Studio album by Herbie Mann
- Released: April 1969
- Studio: American Sound, Memphis
- Genre: Crossover jazz, soul jazz
- Label: Atlantic
- Producer: Tom Dowd

Herbie Mann chronology
| The Inspiration I Feel (1968) | Memphis Underground (1969) | Concerto Grosso in D Blues (1969) |

= Memphis Underground =

Memphis Underground is a 1969 album by jazz flutist Herbie Mann, that fuses the genres of jazz and rhythm and blues (R&B). While Mann and the other principal soloists (Roy Ayers, Larry Coryell and Sonny Sharrock) were leading jazz musicians, the album was recorded in Chips Moman's American Sound Studio in Memphis, a studio used by many well-known R&B and pop artists. The rhythm section was the house band at American Studios. The recording was engineered and produced by Tom Dowd.

Three of the five songs on the album were covers of songs originally released by soul artists. "Hold On, I'm Comin'" (by Sam & Dave), who recorded at Stax records (with the Stax rhythm section), and "Chain of Fools" (by Aretha Franklin) who recorded that song with the classic Muscle Shoals Rhythm Section at FAME Studios in Muscle Shoals, Alabama.

Two members of the rhythm section on Franklin's recording (Gene Chrisman and Tommy Cogbill) perform on Memphis Underground.

A third song, "New Orleans", was also released by R&B artist (Gary U.S. Bonds), who recorded in Virginia.

So though the only one song was certifiably of Memphis vintage, the conglomeration of young New York jazz musicians with one of the most storied Southern rhythm sections proved to be the catalyst for creating strong, fresh music that sounds like neither Memphis soul nor New York jazz. This unique sound appealed to a large audience.

Professional ratings
Review scores
| Source | Rating |
| Allmusic | Star |
| Rolling Stone | favorable |
| The Rolling Stone Jazz Record Guide | Star |
| The Penguin Guide to Jazz Recordings | Star |

==Reception==
The record is one of the best-selling Jazz albums of all time. Rolling Stone said "Memphis Underground is a piece of musical alchemy, a marvelously intricate combination of the "Memphis sound" and jazz lyricism".

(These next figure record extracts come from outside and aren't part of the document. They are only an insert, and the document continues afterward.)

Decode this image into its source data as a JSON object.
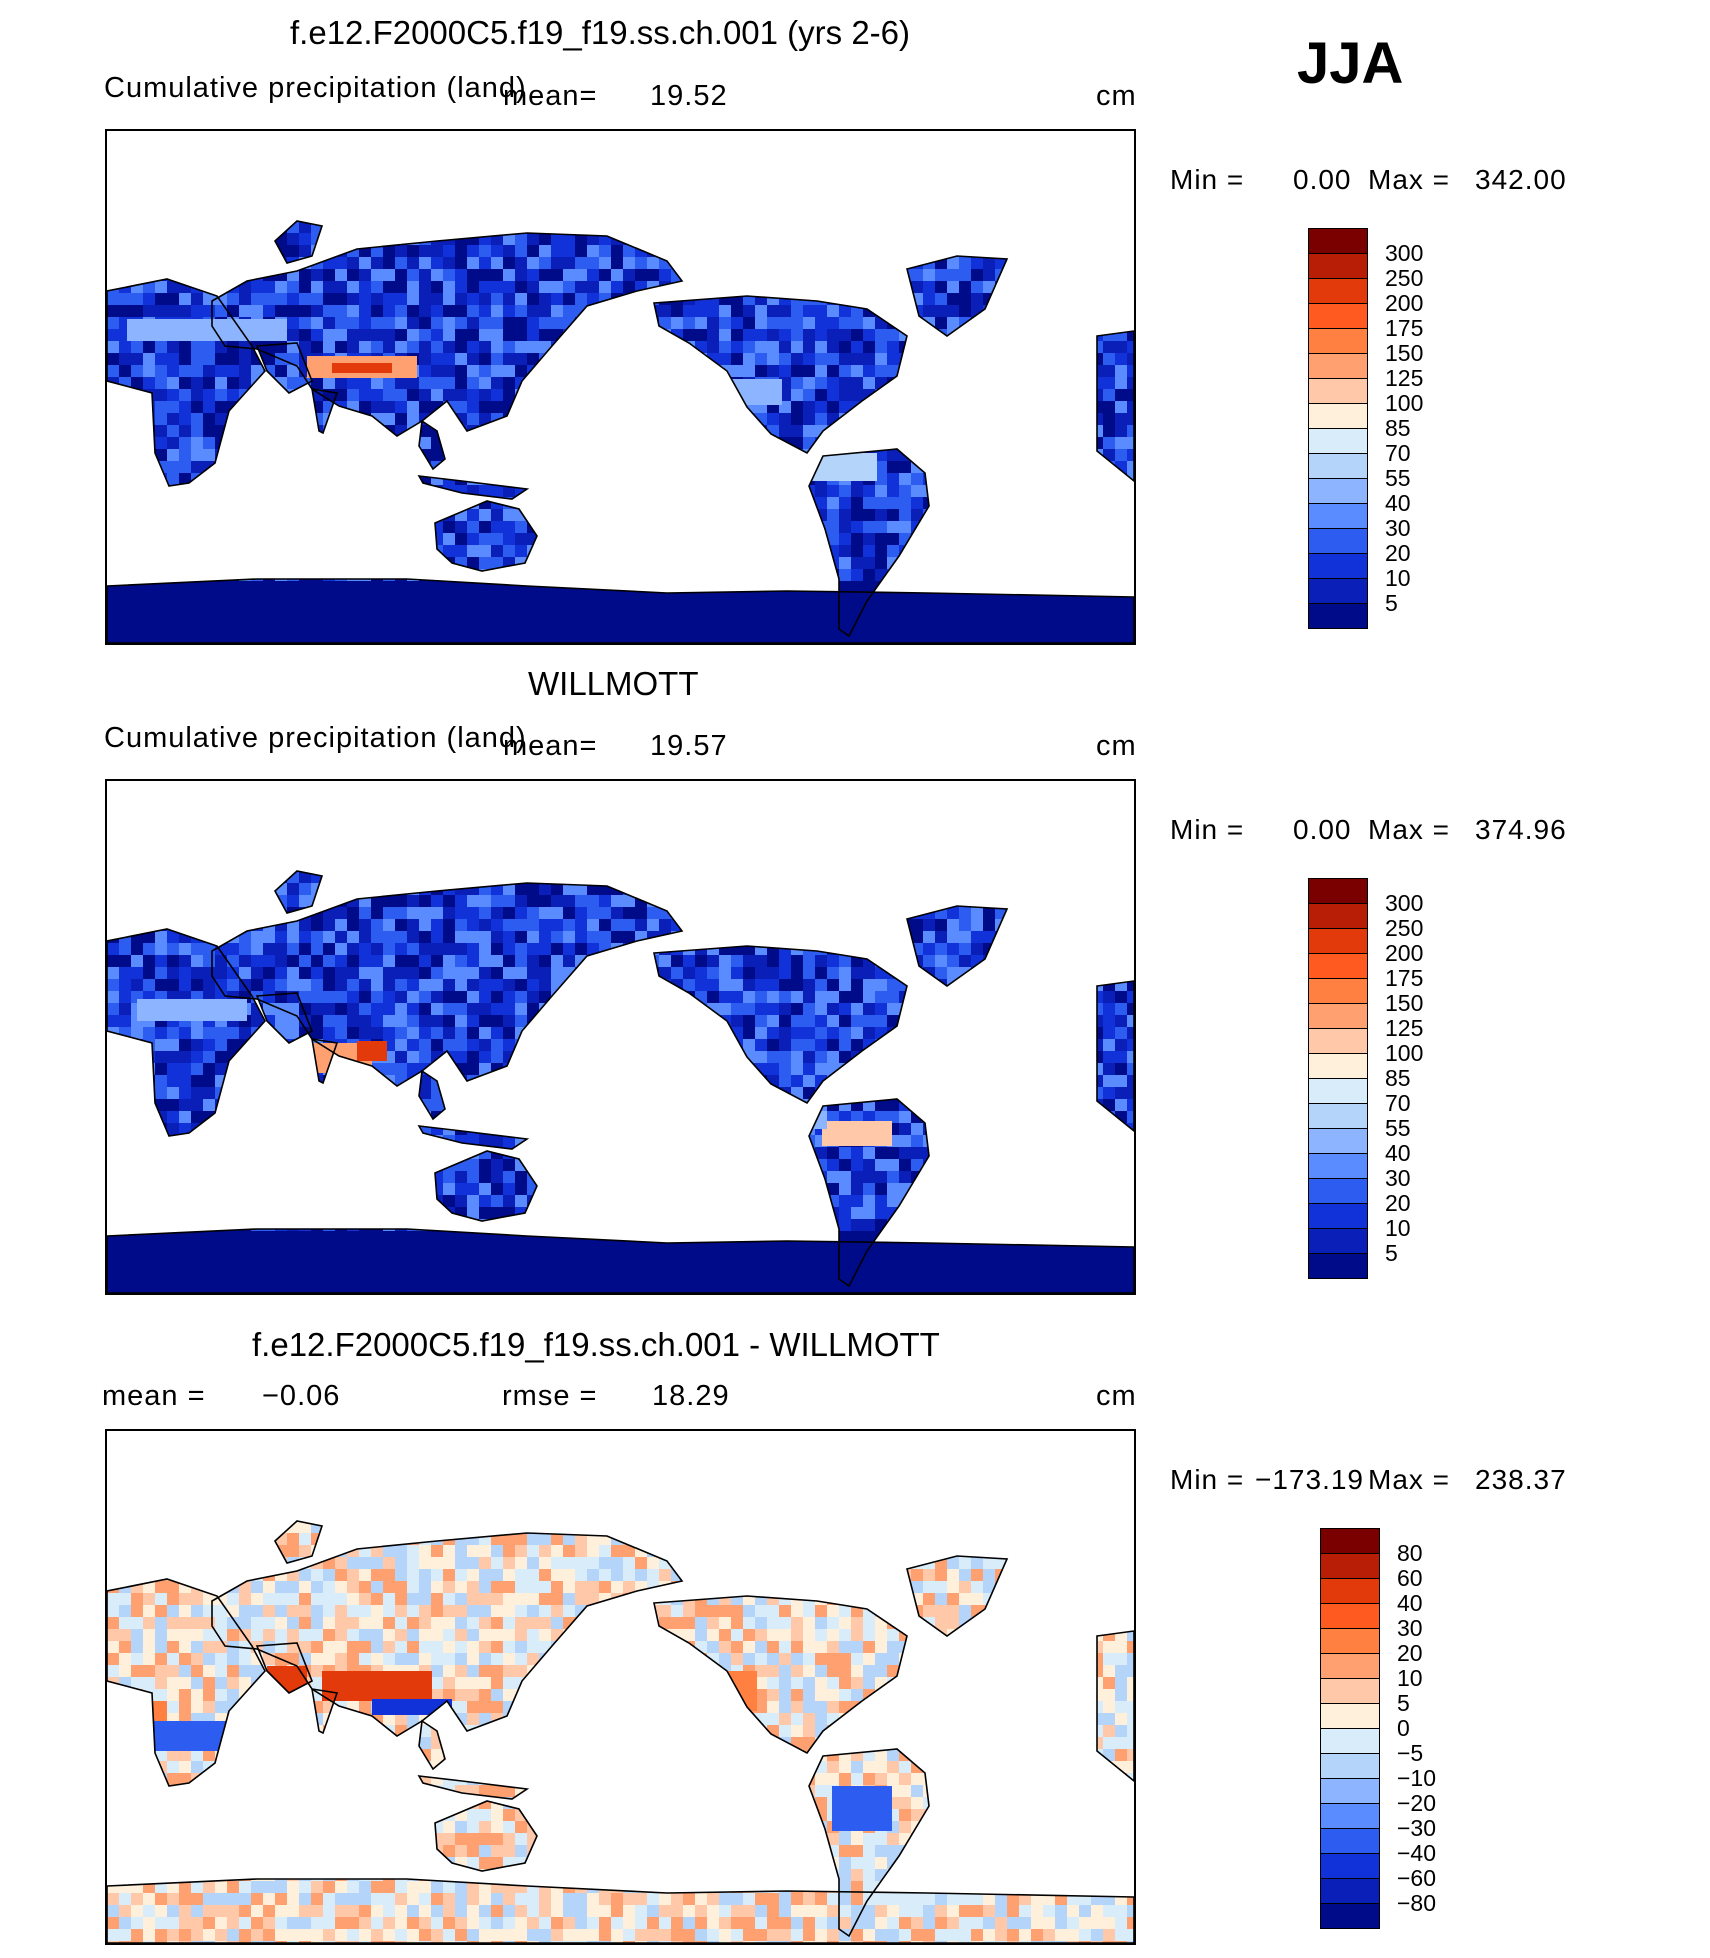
{
  "season": "JJA",
  "panels": [
    {
      "id": "model",
      "title": "f.e12.F2000C5.f19_f19.ss.ch.001 (yrs 2-6)",
      "left_text": "Cumulative precipitation (land)",
      "mean_label": "mean=",
      "mean_value": "19.52",
      "units": "cm",
      "min_label": "Min =",
      "min_value": "0.00",
      "max_label": "Max =",
      "max_value": "342.00",
      "colorbar": {
        "labels": [
          "300",
          "250",
          "200",
          "175",
          "150",
          "125",
          "100",
          "85",
          "70",
          "55",
          "40",
          "30",
          "20",
          "10",
          "5"
        ],
        "colors": [
          "#7a0000",
          "#b81e05",
          "#e33a0b",
          "#ff5a1f",
          "#ff8040",
          "#ffa070",
          "#ffc8a8",
          "#fff0dc",
          "#d8ecfa",
          "#b4d4fa",
          "#8cb4ff",
          "#5a8cff",
          "#2d5cf0",
          "#1132d8",
          "#0a1fb8",
          "#000b8a"
        ]
      }
    },
    {
      "id": "obs",
      "title": "WILLMOTT",
      "left_text": "Cumulative precipitation (land)",
      "mean_label": "mean=",
      "mean_value": "19.57",
      "units": "cm",
      "min_label": "Min =",
      "min_value": "0.00",
      "max_label": "Max =",
      "max_value": "374.96",
      "colorbar": {
        "labels": [
          "300",
          "250",
          "200",
          "175",
          "150",
          "125",
          "100",
          "85",
          "70",
          "55",
          "40",
          "30",
          "20",
          "10",
          "5"
        ],
        "colors": [
          "#7a0000",
          "#b81e05",
          "#e33a0b",
          "#ff5a1f",
          "#ff8040",
          "#ffa070",
          "#ffc8a8",
          "#fff0dc",
          "#d8ecfa",
          "#b4d4fa",
          "#8cb4ff",
          "#5a8cff",
          "#2d5cf0",
          "#1132d8",
          "#0a1fb8",
          "#000b8a"
        ]
      }
    },
    {
      "id": "diff",
      "title": "f.e12.F2000C5.f19_f19.ss.ch.001 - WILLMOTT",
      "mean_label": "mean =",
      "mean_value": "−0.06",
      "rmse_label": "rmse =",
      "rmse_value": "18.29",
      "units": "cm",
      "min_label": "Min =",
      "min_value": "−173.19",
      "max_label": "Max =",
      "max_value": "238.37",
      "colorbar": {
        "labels": [
          "80",
          "60",
          "40",
          "30",
          "20",
          "10",
          "5",
          "0",
          "−5",
          "−10",
          "−20",
          "−30",
          "−40",
          "−60",
          "−80"
        ],
        "colors": [
          "#7a0000",
          "#b81e05",
          "#e33a0b",
          "#ff5a1f",
          "#ff8040",
          "#ffa070",
          "#ffc8a8",
          "#fff0dc",
          "#d8ecfa",
          "#b4d4fa",
          "#8cb4ff",
          "#5a8cff",
          "#2d5cf0",
          "#1132d8",
          "#0a1fb8",
          "#000b8a"
        ]
      }
    }
  ]
}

Memphis Underground was a favorite album of writer Hunter S. Thompson, who mentions it positively in several chapters of his book Fear and Loathing on the Campaign Trail. In the article The Battle of Aspen, Thompson states that his "Freak Power" campaign used Mann's recording of "Battle Hymn of the Republic" as the background music for their commercials.

Another writer, the British author Stewart Home, as a tribute to this Mann album, titled his 2007 novel (some call it an antinovel) Memphis Underground. In the novel, Home makes multiple references to soul, northern soul and jazz soul music.

== Track listing ==
1. "Memphis Underground" (Herbie Mann) — 7:07
2. "New Orleans" (Frank Guida, Joseph Royster) — 2:07
3. "Hold On, I'm Comin'" (Isaac Hayes, David Porter) — 8:52
4. "Chain of Fools" (Don Covay) — 10:42
5. "Battle Hymn of the Republic" (Traditional, arranged by Herbie Mann) — 7:12

== Personnel ==
- Herbie Mann – flute
- Reggie Young – guitar
- Bobby Emmons – organ
- Bobby Wood – electric and acoustic piano
- Gene Chrisman – drums
- Tommy Cogbill or Mike Leech - Fender bass (individual tracks not specified)

Also appearing on selected tracks:
- Roy Ayers – vibes, conga on "Battle Hymn of the Republic" and “Memphis Underground.”
- Larry Coryell – guitar
- Sonny Sharrock – guitar
- Miroslav Vitouš - Fender bass on "Hold On, I'm Comin'"
- Technical
- Tom Dowd – producer and engineer
- Joel Brodsky – cover photograph
- William Albert Allard – back liner photograph

== Renditions ==

In 1993, flutist Alexander Zonjic covered the title track on his album Passion.